C’est la question qui taraude les socialistes embarqués dans leur primaire qui sent un peu le renfermé des congrès PS. Une primaire indéchiffrable avec chaque semaine un nouveau candidat dit du rassemblement ! Macron bulle, c’est aussi l’affirmation de toute une partie de la droite, en plein repli conservateur, qui espère que ce candidat, au profil et au programme propice à rogner au centre, va bientôt exploser en vol, victime du trop-plein de vide, puisque tel est le destin des bulles. Bulle médiatique, c’est ce que l’on se dit également du côté de chez Mélenchon… Ce n’est pas possible qu’un libéral, un banquier propret, impliqué dans l’échec du social-libéralisme initié depuis 2 ans, embarque avec lui une partie du vote populaire et de classe moyenne, alors que la gauche de la gauche tente désespérément, depuis des années, de raccrocher les wagons avec cette partie de la population ! Bulle se disent tous

ceux qui constatent que Macron, qui prétend rénover la politique, use et abuse, en fait, des grosses ficelles de la peopolisation, des unes de Paris Match et ces pathétiques scènes d’un naturel-négocié. Bulle, c’est ce que disent enfin les shootés à la vieille politique, ceux qui pensaient que, forcément, N.Sarkozy allait cornaquer la primaire de droite, que forcément F.Hollande allait se présenter.
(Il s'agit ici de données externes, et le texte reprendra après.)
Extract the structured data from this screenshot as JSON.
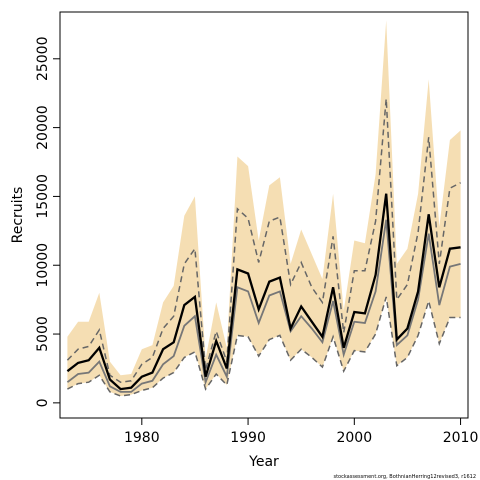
{
  "chart_data": {
    "type": "line",
    "xlabel": "Year",
    "ylabel": "Recruits",
    "xlim": [
      1972.3,
      2010.7
    ],
    "ylim": [
      -1100,
      28400
    ],
    "x_ticks": [
      1980,
      1990,
      2000,
      2010
    ],
    "y_ticks": [
      0,
      5000,
      10000,
      15000,
      20000,
      25000
    ],
    "x_tick_labels": [
      "1980",
      "1990",
      "2000",
      "2010"
    ],
    "y_tick_labels": [
      "0",
      "5000",
      "10000",
      "15000",
      "20000",
      "25000"
    ],
    "grid": false,
    "x": [
      1973,
      1974,
      1975,
      1976,
      1977,
      1978,
      1979,
      1980,
      1981,
      1982,
      1983,
      1984,
      1985,
      1986,
      1987,
      1988,
      1989,
      1990,
      1991,
      1992,
      1993,
      1994,
      1995,
      1996,
      1997,
      1998,
      1999,
      2000,
      2001,
      2002,
      2003,
      2004,
      2005,
      2006,
      2007,
      2008,
      2009,
      2010
    ],
    "series": [
      {
        "values": [
          4800,
          5900,
          5900,
          8000,
          3000,
          2000,
          2100,
          3900,
          4200,
          7300,
          8500,
          13600,
          15000,
          3200,
          7300,
          4000,
          17900,
          17200,
          11800,
          15800,
          16400,
          10100,
          12600,
          10800,
          9000,
          15200,
          6700,
          11800,
          11600,
          16600,
          27800,
          10100,
          11200,
          15200,
          23500,
          12800,
          19100,
          19800
        ]
      },
      {
        "values": [
          1000,
          1400,
          1500,
          2000,
          800,
          500,
          600,
          900,
          1100,
          1800,
          2200,
          3300,
          3700,
          1000,
          2100,
          1300,
          4900,
          4800,
          3400,
          4600,
          4900,
          3100,
          3900,
          3300,
          2600,
          4800,
          2300,
          3800,
          3700,
          5000,
          7700,
          2700,
          3300,
          4900,
          7400,
          4300,
          6200,
          6200
        ]
      },
      {
        "values": [
          3100,
          3900,
          4100,
          5300,
          2000,
          1500,
          1600,
          2800,
          3300,
          5400,
          6300,
          10100,
          11200,
          2400,
          5200,
          3000,
          14100,
          13400,
          10200,
          13200,
          13500,
          8600,
          10200,
          8400,
          7300,
          12100,
          5100,
          9600,
          9600,
          13200,
          22100,
          7500,
          8600,
          12400,
          19300,
          10100,
          15600,
          16000
        ]
      },
      {
        "values": [
          1500,
          2100,
          2200,
          3000,
          1200,
          800,
          800,
          1400,
          1600,
          2800,
          3400,
          5600,
          6300,
          1500,
          3500,
          1900,
          8400,
          8100,
          5800,
          7800,
          8100,
          5200,
          6300,
          5400,
          4400,
          7400,
          3500,
          5900,
          5800,
          8100,
          13300,
          4200,
          4900,
          7500,
          12300,
          7100,
          9900,
          10100
        ]
      },
      {
        "values": [
          2300,
          2900,
          3100,
          4000,
          1700,
          1000,
          1100,
          1900,
          2200,
          3900,
          4400,
          7100,
          7700,
          1900,
          4500,
          2500,
          9700,
          9400,
          6800,
          8800,
          9100,
          5400,
          7000,
          5900,
          4800,
          8400,
          4000,
          6600,
          6500,
          9300,
          15200,
          4600,
          5400,
          8100,
          13700,
          8400,
          11200,
          11300
        ]
      }
    ]
  },
  "footnote": "stockassessment.org, BothnianHerring12revised3, r1612"
}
Donc ce n’est peut-être pas une bulle ?

Bien, selon la mystique gaullienne, fondatrice de la Vème République personnaliste, dont les ressorts (on peut le regretter mais c’est ainsi) sont toujours en vigueur, l’élection présidentielle c’est la rencontre d’un homme (à l’époque on n’avait pas prévu l’hypothèse d’une femme) du peuple et (on oublie toujours ce 3èmeélement) des circonstances ! Les circonstances c’est à dire le contexte et les aspirations populaires qui en découlent. Et, il faut bien le constater : Macron coche beaucoup de cases des aspirations du moment : renouvèlement et dépassement du vieux système partisan et de ses figures. Et puis ces aspirations apparemment contradictoires à plus de liberté et plus de protection. Par une démonstration de force lors du méga meeting de vendredi, le candidat (qui doit encore apprendre à réguler les décibels de ses crescendos de fin de discours) a énoncé l’ébauche d’un programme (avec son idée de personnalisation des parcours) qui prétend répondre à cette double aspiration à plus de liberté et plus de protection. Il y a donc un candidat qui arrive à engendrer (pour l’instant) un engouement populaire, une organisation qui se structure au fil des mois, un projet dont on commence à voir vers quelle France il prétend nous amener. On peut approuver ou pas le contenu… le trouver encore un peu vaseux, mais pour une bulle ça commence à devenir chargé. Soit elle éclate rapidement, coincée entre un puissant Fillon et l’éventuelle force du débat de la primaire du PS… soit, ce n’est pas une bulle, il faudra compter avec la candidature Macron. Un destin politique éphémère et vain à la Jean-Jacques Servan-Schreiber ou l’incarnation du renouvellement qui accède au pouvoir (ou au moins à ses portes), imprévu et singulier, comme cela se passe en ce moment dans tant de démocraties fatiguées.